In Germania, il tofu è diventato un raro tesoro sugli scaffali dei supermercati. La domanda è esplosa come mai prima d’ora nel 2024, lasciando molti consumatori a mani vuote. Non si tratta di un semplice trend passeggero: la popolarità del cibo vegetale ha raggiunto livelli tali da mettere in crisi la produzione. Dietro questa scarsità si nascondono diverse cause, che hanno trasformato il tofu in un prodotto più ricercato che mai.
La richiesta di tofu in Germania è cresciuta a ritmi impressionanti. I dati parlano chiaro: vendite in aumento a doppia cifra, con un +30% rispetto all’anno scorso. Non è più solo un alimento per vegani o vegetariani, ma un’opzione sempre più apprezzata anche da chi vuole limitare il consumo di carne per motivi di salute o per rispetto dell’ambiente. Il cambiamento nei gusti alimentari, spinto da una maggiore attenzione all’impatto ecologico, ha allargato il bacino di consumatori.
Le grandi catene di supermercati confermano questa tendenza, segnalando una domanda che non accenna a rallentare. Tuttavia, questo boom mette sotto pressione la filiera produttiva, che fatica a tenere il passo con ordini così consistenti.
Dietro la carenza di tofu negli scaffali ci sono problemi concreti legati alla produzione e alla logistica. Gli impianti tedeschi e quelli dei Paesi fornitori, come Polonia e Paesi Bassi, devono fare i conti con costi più alti delle materie prime e ritardi nelle consegne. In alcuni stabilimenti si sono registrati rallentamenti dovuti a guasti tecnici e turnover del personale, fattori che riducono la capacità produttiva.
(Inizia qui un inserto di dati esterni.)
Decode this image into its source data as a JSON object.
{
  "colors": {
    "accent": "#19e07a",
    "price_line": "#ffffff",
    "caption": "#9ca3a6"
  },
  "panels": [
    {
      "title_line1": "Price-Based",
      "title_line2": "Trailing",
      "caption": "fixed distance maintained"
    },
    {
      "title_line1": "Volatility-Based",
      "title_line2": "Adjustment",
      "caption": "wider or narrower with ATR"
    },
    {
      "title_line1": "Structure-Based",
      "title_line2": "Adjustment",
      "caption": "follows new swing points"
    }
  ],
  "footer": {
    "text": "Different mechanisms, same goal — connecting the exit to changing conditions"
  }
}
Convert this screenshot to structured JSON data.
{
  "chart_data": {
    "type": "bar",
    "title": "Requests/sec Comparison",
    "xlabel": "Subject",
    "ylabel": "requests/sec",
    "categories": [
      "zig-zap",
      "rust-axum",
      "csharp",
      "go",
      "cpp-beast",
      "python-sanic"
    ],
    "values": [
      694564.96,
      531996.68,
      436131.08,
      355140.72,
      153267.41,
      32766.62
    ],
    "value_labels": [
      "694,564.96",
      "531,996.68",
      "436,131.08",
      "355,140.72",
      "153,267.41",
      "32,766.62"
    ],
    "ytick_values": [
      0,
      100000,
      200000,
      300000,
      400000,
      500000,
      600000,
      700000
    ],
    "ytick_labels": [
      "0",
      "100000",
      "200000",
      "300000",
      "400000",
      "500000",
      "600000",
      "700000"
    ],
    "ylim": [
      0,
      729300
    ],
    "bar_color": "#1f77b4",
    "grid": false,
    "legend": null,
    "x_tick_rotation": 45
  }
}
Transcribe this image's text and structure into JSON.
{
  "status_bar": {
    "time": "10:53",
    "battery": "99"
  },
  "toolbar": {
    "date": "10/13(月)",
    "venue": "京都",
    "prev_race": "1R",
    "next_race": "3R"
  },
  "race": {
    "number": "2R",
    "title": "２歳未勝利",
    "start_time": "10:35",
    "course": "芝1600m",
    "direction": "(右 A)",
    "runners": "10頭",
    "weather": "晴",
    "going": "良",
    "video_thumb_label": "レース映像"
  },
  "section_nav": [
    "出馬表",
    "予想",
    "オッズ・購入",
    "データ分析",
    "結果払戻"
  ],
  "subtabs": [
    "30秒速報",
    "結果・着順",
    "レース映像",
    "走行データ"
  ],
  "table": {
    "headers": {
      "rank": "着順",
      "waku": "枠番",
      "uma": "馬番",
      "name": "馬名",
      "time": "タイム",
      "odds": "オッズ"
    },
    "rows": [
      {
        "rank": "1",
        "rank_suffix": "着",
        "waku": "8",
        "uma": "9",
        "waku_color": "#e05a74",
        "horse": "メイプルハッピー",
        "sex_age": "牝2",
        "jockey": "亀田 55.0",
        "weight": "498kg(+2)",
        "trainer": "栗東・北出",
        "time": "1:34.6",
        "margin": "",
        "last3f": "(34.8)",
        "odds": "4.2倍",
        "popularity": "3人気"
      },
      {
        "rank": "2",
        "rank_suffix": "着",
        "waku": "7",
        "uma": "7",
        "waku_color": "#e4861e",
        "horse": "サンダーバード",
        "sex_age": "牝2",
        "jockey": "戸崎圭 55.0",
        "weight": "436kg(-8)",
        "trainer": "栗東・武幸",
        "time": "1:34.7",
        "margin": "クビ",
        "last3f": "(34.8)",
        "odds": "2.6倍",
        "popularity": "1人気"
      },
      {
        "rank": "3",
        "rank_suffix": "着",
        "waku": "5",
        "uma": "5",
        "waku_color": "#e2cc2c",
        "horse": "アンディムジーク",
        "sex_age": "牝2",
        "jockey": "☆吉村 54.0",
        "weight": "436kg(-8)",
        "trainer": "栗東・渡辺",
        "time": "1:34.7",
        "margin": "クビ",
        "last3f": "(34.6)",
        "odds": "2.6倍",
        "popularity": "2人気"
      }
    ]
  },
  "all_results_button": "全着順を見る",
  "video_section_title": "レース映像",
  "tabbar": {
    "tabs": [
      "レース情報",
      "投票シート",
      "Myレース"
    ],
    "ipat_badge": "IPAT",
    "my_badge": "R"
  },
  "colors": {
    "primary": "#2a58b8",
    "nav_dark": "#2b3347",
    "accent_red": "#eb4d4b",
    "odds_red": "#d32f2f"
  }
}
Anche il trasporto non è immune dalle difficoltà. L’aumento generale della domanda, unito a restrizioni sulle emissioni e congestioni sulle rotte europee, rallenta la distribuzione. Le aziende alimentari stanno cercando di riorganizzare le forniture per mantenere la qualità e ridurre gli sprechi, ma nel frattempo i consumatori devono fare i conti con scaffali spesso vuoti.
Il successo del tofu in Germania non è solo un effetto moda. Dietro c’è una crescente attenzione alla sostenibilità e al rispetto degli animali. Molti scelgono il tofu perché è una fonte proteica che impatta meno sull’ambiente rispetto a carne bovina o suina. Negli ultimi anni, campagne di sensibilizzazione e studi scientifici hanno messo in luce come la produzione di soia per il tofu consumi meno acqua e produca meno gas serra.
Questa consapevolezza spinge sempre più persone a orientarsi verso scelte alimentari più responsabili. Le aziende rispondono con prodotti innovativi e trasparenti, puntando sulla qualità e su filiere certificate. Il mercato si amplia e coinvolge una platea variegata, segno che il tofu sta diventando un alimento di massa destinato a rimanere.
La scarsità temporanea di tofu mette alla prova chi lo usa regolarmente, costringendo a cercare alternative o a rivedere la propria dieta. I supermercati provano a tamponare offrendo prodotti simili come tempeh e seitan, per evitare malumori tra i clienti fedeli.
Nel frattempo, l’attenzione mediatica e il dibattito nel settore alimentare si fanno più accesi. Molti consumatori si spostano verso prodotti biologici o a filiera locale, cercando garanzie sulla qualità e una maggiore disponibilità. La pressione su produttori e distributori resta alta, perché la domanda di tofu non sembra destinata a diminuire, e questo continuerà a cambiare le abitudini di consumo in Germania e oltre.